For adapters that implement both SessionFiler and Resumer, gmuxd also discovers sessions from files on disk (e.g. from before the daemon started):

  1. enumerate files under SessionRootDir() / known SessionDir(cwd) directories
  2. filter them with CanResume(path)
  3. parse them with ParseSessionFile(path)
  4. deduplicate them against live sessions by resume key
  5. publish them as resumable entries

When the user resumes one, gmuxd uses ResumeCommand() to launch the new live session.

For concrete examples, see Claude Code, Codex, or pi.

Every child launched by gmux gets a small protocol for detecting gmux and reporting back.

VariablePurpose
GMUXSimple detection flag (1)
GMUX_SOCKETUnix socket path for callbacks to the runner
GMUX_SESSION_IDUnique session identifier
GMUX_ADAPTERName of the matched adapter
GMUX_RUNNER_VERSIONVersion of the gmux runner hosting the session

Most tools ignore these. gmux-aware tools, wrappers, or hooks can use them to integrate directly.

Served by gmux on the session socket:

EndpointMethodPurpose
/metaGETRead current session metadata
/metaPATCHUpdate title and subtitle
/statusPUTSet or clear application status
/eventsGETSubscribe to live state changes

Example:

Terminal window
curl --unix-socket "$GMUX_SOCKET" http://localhost/status \
-X PUT -H 'Content-Type: application/json' \
-d '{"label":"building","working":true}'

This is the escape hatch for tools that want native gmux integration without needing a custom PTY parser.

A session’s displayed state can come from multiple places:

  • process lifecycle defaults from gmux itself
  • adapter PTY monitoring via Monitor()
  • file-backed updates via FileMonitor
  • direct child callbacks via /status and PATCH /meta

The important design point is that adapters do not own the whole session model.
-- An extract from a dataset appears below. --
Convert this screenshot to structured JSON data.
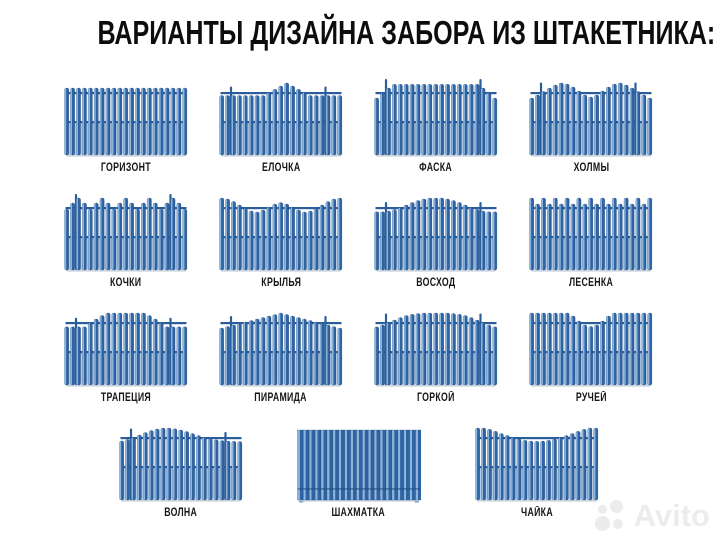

They contribute structured hints into a runner-owned session state that gmuxd then aggregates and serves.

  • Shell: fallback adapter; watches terminal title escape sequences and contributes the default shell launcher
  • Claude Code: file-backed adapter; supports launch presets, status detection, title extraction, live file updates, and resume
  • Codex: file-backed adapter with date-nested session storage; supports launch presets, status detection, title extraction, and resume
  • pi: file-backed adapter; supports launch presets, status detection, title extraction, live file updates, and resume

See Adapters for the high-level overview and the Integrations section for concrete integration behavior.